One of my favorite quotes about leadership is from Nissan and Renault CEO Carlos Ghosn. When asked what distinguishes a great leader from the good ones, Ghosn replied simply: “A good leader brings results. A great leader writes a new story.”
As one who has spent the past two decades studying the impact of story on leaders and groups, I agree wholeheartedly with Ghosn’s premise, and I even like to take it a bit further. To me, the most effective leaders co-create stories of collective identity with their followers, stories that inspire the team and infuse its work with meaning.
So, let’s go back and use the lens of organizational storytelling on our theme of the past several weeks. How did Captain Abrashoff co-write a narrative of identity with the crew of the Benfold, and how might we apply the lessons of this example to other contexts?
When tales of collective identity work well—that is, when a group shares and believes the same stories, and finds meaning in them—these stories become a powerful glue that bind a group together. I refer to this type of narrative as a “federation story”, which often provides the foundation for extraordinary team performance. Among the most generic forms of the federation story are narratives that speak to “why we are different” from others who perform similar activities.
In the case of the Benfold, Abrashoff created with his co-workers a tale of possibility, of doing things differently than the others in their “industry”. If the usual management of a naval vessel was about command and control, this ship would be characterized by a flatter hierarchy, by shared vision, cohesion, and collaboration.
Imposed versus self-imposed discipline: Together, captain and crew would redefine what it means to run a “tight ship”. If the standard procedure was to achieve objectives because people respected the well-established rules and obeyed their superior’s orders, the Benfold would take another approach. They would achieve a level of excellence because all the members shared a purpose. In the end, imposed discipline was replaced by self-discipline; combat-readiness appraisals reached record levels when the crew itself came to believe that what they were doing was of the utmost importance.
As Abrashoff described it, they would redefine together the concept of “chain of command”. On the Benfold, high performance became the boss, and everyone on the ship would share in the quest to improve performance. This meant that people should not tell the captain, or anyone in the command chain, what they wanted to hear. Instead, they should all serve the goal of excellence, treat each other with candor, and tell their captain the truth about what’s going on in the ship.
As the group started to take pride in the joint initiative to achieve superior command readiness, sailors came to take responsibility for improving performance every day. Rather than wait for an official inspection or an order from above, they engaged in an ongoing conversation about how they could do things better.
As such, the crew and captain of the Benfold wrote a new story of identity for their ship. They were not merely a collection of individuals doing their jobs; they were a team on a mission.
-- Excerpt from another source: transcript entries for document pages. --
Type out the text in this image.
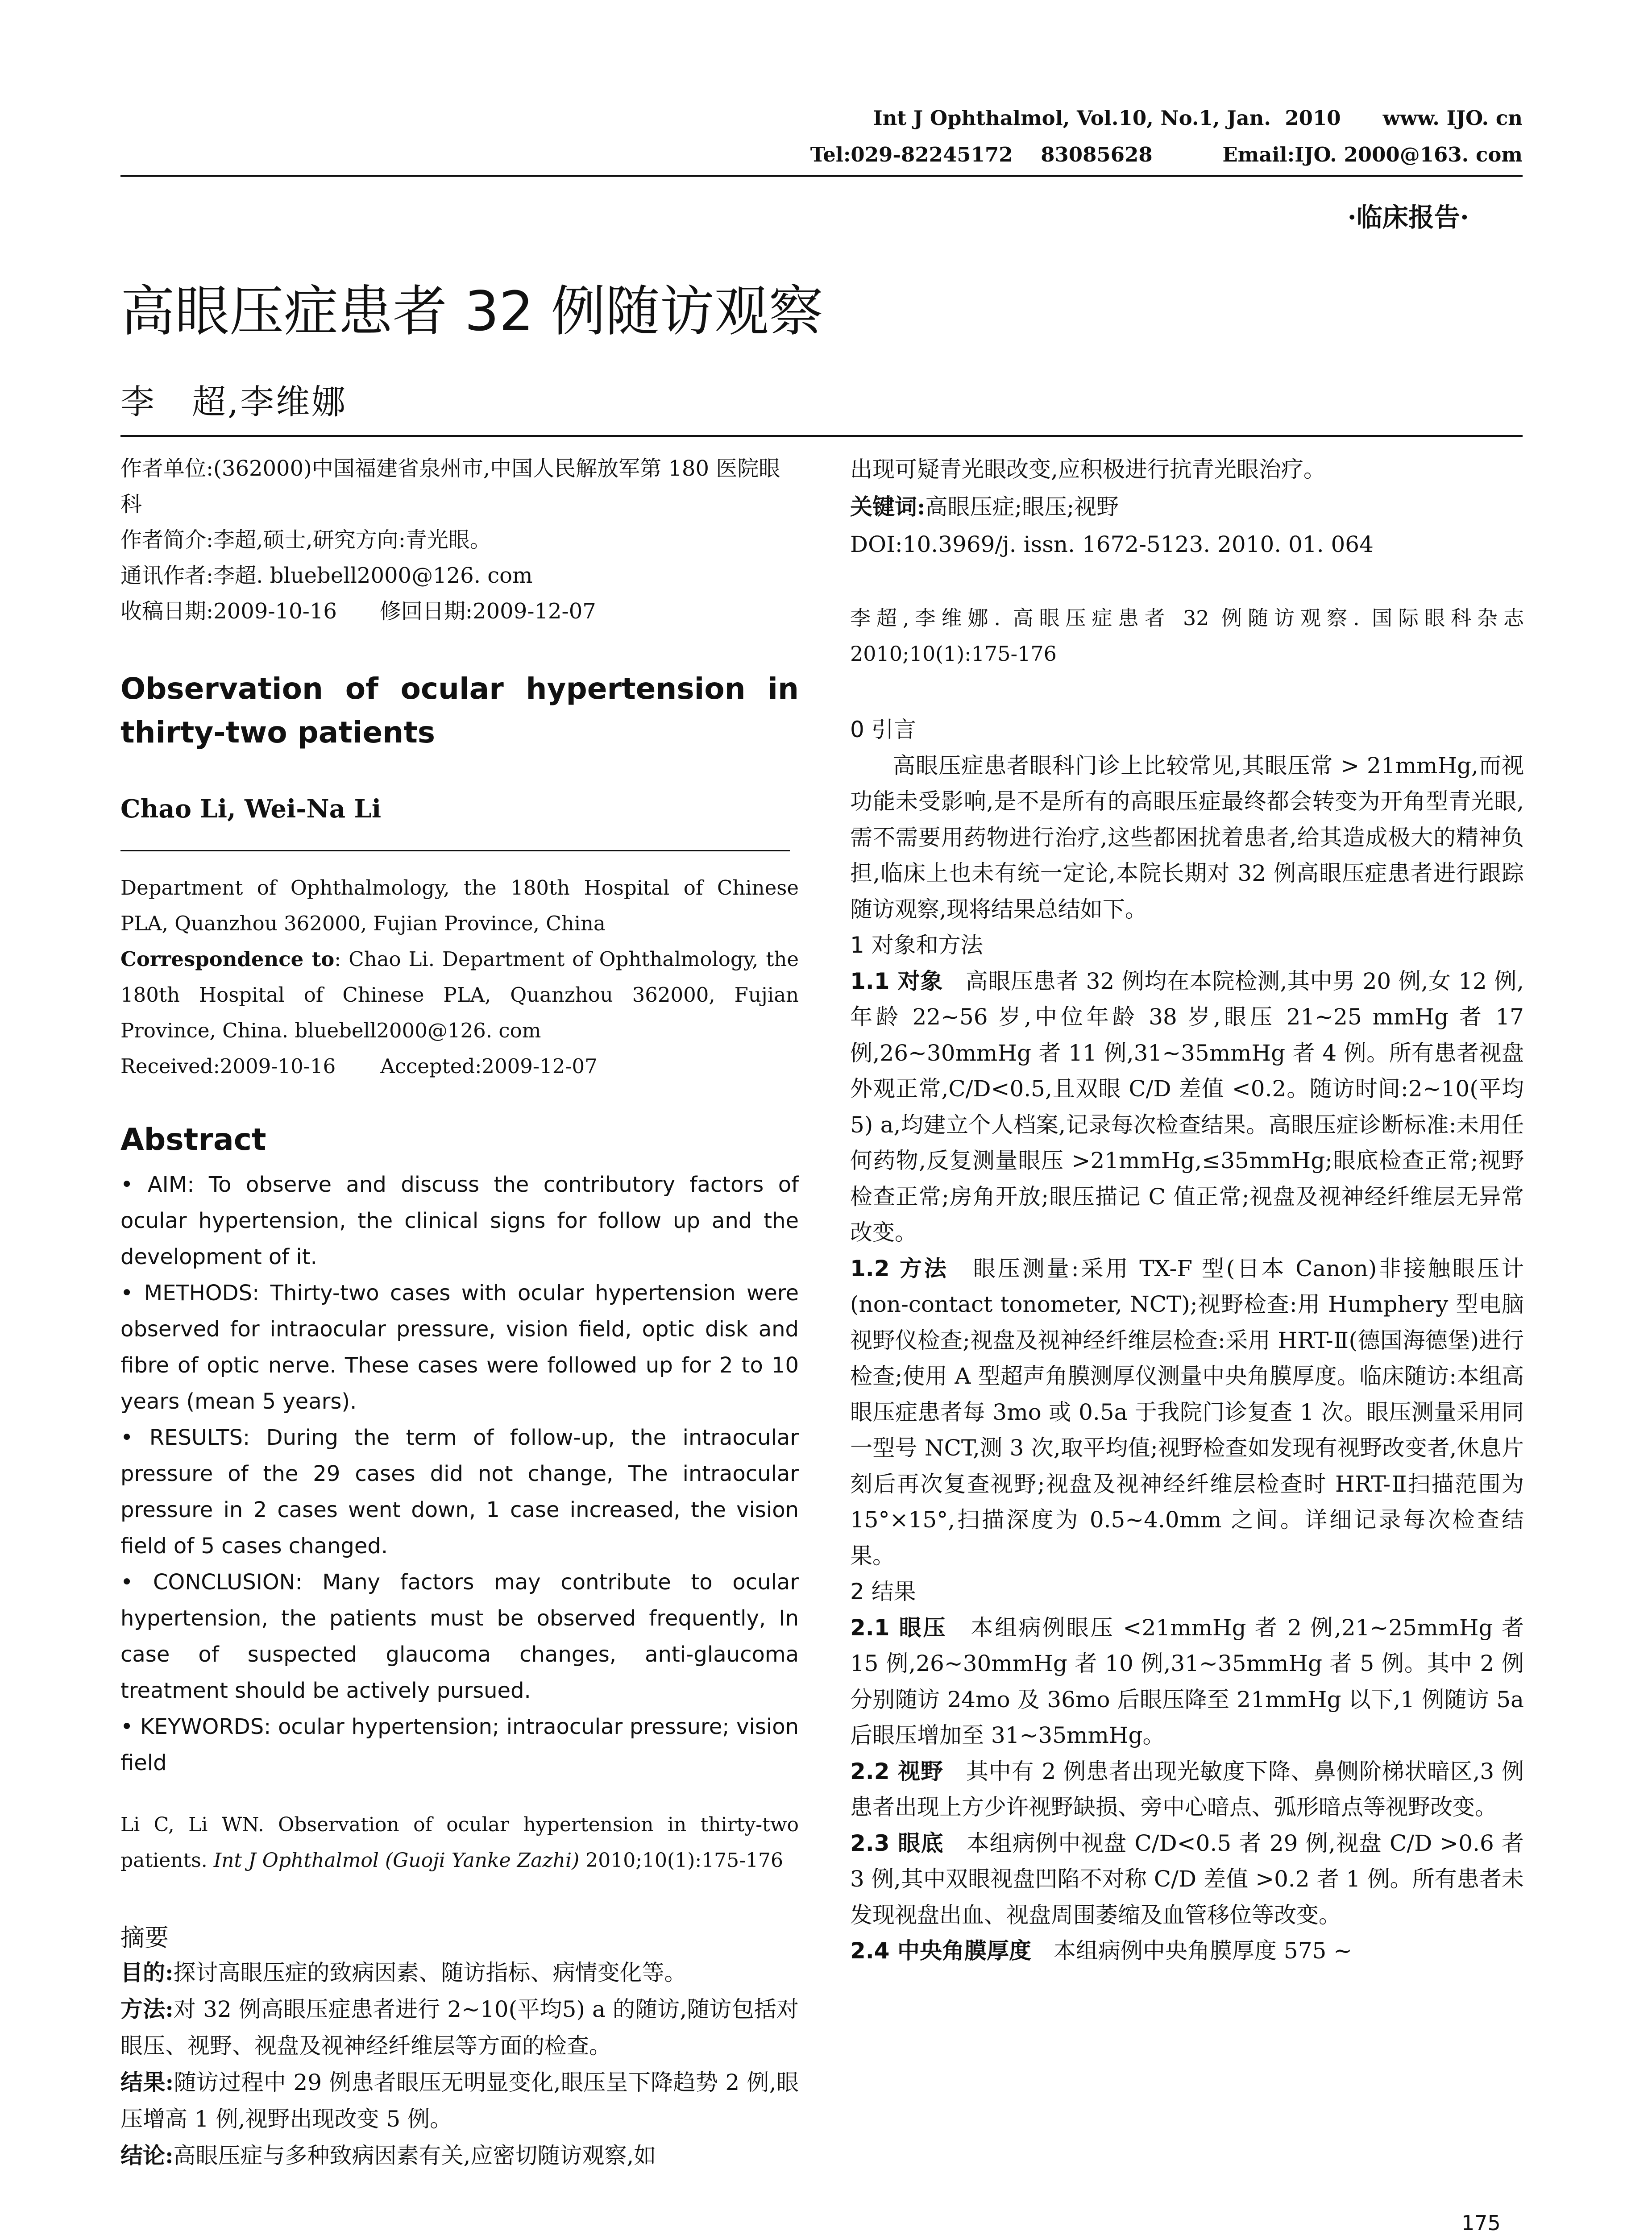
Int J Ophthalmol, Vol.10, No.1, Jan.  2010      www. IJO. cn
Tel:029-82245172    83085628          Email:IJO. 2000@163. com
·临床报告·
高眼压症患者 32 例随访观察
李　超,李维娜

作者单位:(362000)中国福建省泉州市,中国人民解放军第 180 医院眼科

作者简介:李超,硕士,研究方向:青光眼。

通讯作者:李超. bluebell2000@126. com

收稿日期:2009-10-16　　修回日期:2009-12-07

Observation of ocular hypertension in thirty-two patients
Chao Li, Wei-Na Li

Department of Ophthalmology, the 180th Hospital of Chinese PLA, Quanzhou 362000, Fujian Province, China

Correspondence to: Chao Li. Department of Ophthalmology, the 180th Hospital of Chinese PLA, Quanzhou 362000, Fujian Province, China. bluebell2000@126. com

Received:2009-10-16       Accepted:2009-12-07

Abstract

• AIM: To observe and discuss the contributory factors of ocular hypertension, the clinical signs for follow up and the development of it.

• METHODS: Thirty-two cases with ocular hypertension were observed for intraocular pressure, vision field, optic disk and fibre of optic nerve. These cases were followed up for 2 to 10 years (mean 5 years).

• RESULTS: During the term of follow-up, the intraocular pressure of the 29 cases did not change, The intraocular pressure in 2 cases went down, 1 case increased, the vision field of 5 cases changed.

• CONCLUSION: Many factors may contribute to ocular hypertension, the patients must be observed frequently, In case of suspected glaucoma changes, anti-glaucoma treatment should be actively pursued.

• KEYWORDS: ocular hypertension; intraocular pressure; vision field

Li C, Li WN. Observation of ocular hypertension in thirty-two patients. Int J Ophthalmol (Guoji Yanke Zazhi) 2010;10(1):175-176
摘要

目的:探讨高眼压症的致病因素、随访指标、病情变化等。

方法:对 32 例高眼压症患者进行 2~10(平均5) a 的随访,随访包括对眼压、视野、视盘及视神经纤维层等方面的检查。

结果:随访过程中 29 例患者眼压无明显变化,眼压呈下降趋势 2 例,眼压增高 1 例,视野出现改变 5 例。

结论:高眼压症与多种致病因素有关,应密切随访观察,如

出现可疑青光眼改变,应积极进行抗青光眼治疗。

关键词:高眼压症;眼压;视野

DOI:10.3969/j. issn. 1672-5123. 2010. 01. 064

李超,李维娜. 高眼压症患者 32 例随访观察. 国际眼科杂志 2010;10(1):175-176

0 引言

高眼压症患者眼科门诊上比较常见,其眼压常 > 21mmHg,而视功能未受影响,是不是所有的高眼压症最终都会转变为开角型青光眼,需不需要用药物进行治疗,这些都困扰着患者,给其造成极大的精神负担,临床上也未有统一定论,本院长期对 32 例高眼压症患者进行跟踪随访观察,现将结果总结如下。

1 对象和方法

1.1 对象　高眼压患者 32 例均在本院检测,其中男 20 例,女 12 例,年龄 22~56 岁,中位年龄 38 岁,眼压 21~25 mmHg 者 17 例,26~30mmHg 者 11 例,31~35mmHg 者 4 例。所有患者视盘外观正常,C/D<0.5,且双眼 C/D 差值 <0.2。随访时间:2~10(平均 5) a,均建立个人档案,记录每次检查结果。高眼压症诊断标准:未用任何药物,反复测量眼压 >21mmHg,≤35mmHg;眼底检查正常;视野检查正常;房角开放;眼压描记 C 值正常;视盘及视神经纤维层无异常改变。

1.2 方法　眼压测量:采用 TX-F 型(日本 Canon)非接触眼压计(non-contact tonometer, NCT);视野检查:用 Humphery 型电脑视野仪检查;视盘及视神经纤维层检查:采用 HRT-Ⅱ(德国海德堡)进行检查;使用 A 型超声角膜测厚仪测量中央角膜厚度。临床随访:本组高眼压症患者每 3mo 或 0.5a 于我院门诊复查 1 次。眼压测量采用同一型号 NCT,测 3 次,取平均值;视野检查如发现有视野改变者,休息片刻后再次复查视野;视盘及视神经纤维层检查时 HRT-Ⅱ扫描范围为 15°×15°,扫描深度为 0.5~4.0mm 之间。详细记录每次检查结果。

2 结果

2.1 眼压　本组病例眼压 <21mmHg 者 2 例,21~25mmHg 者 15 例,26~30mmHg 者 10 例,31~35mmHg 者 5 例。其中 2 例分别随访 24mo 及 36mo 后眼压降至 21mmHg 以下,1 例随访 5a 后眼压增加至 31~35mmHg。

2.2 视野　其中有 2 例患者出现光敏度下降、鼻侧阶梯状暗区,3 例患者出现上方少许视野缺损、旁中心暗点、弧形暗点等视野改变。

2.3 眼底　本组病例中视盘 C/D<0.5 者 29 例,视盘 C/D >0.6 者 3 例,其中双眼视盘凹陷不对称 C/D 差值 >0.2 者 1 例。所有患者未发现视盘出血、视盘周围萎缩及血管移位等改变。

2.4 中央角膜厚度　本组病例中央角膜厚度 575 ~

175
Theirs was a true story of difference. Not only would they achieve their goal of excellence in military readiness; they would do it in novel and nontraditional ways.
This distinction is indeed the critical one. In any type of organization, when people can see themselves in a new story, as part of a bigger and more meaningful picture, as contributors to a group that does things differently and with a larger purpose, their behavior changes. They willingly do the things they need to do every day, not because the boss requires it, but because they feel part of a worthwhile project.
In any group of which we are a part, this should be our overriding goal—to write collective stories of purpose and meaning that engage group members in a mission that goes beyond their daily routine.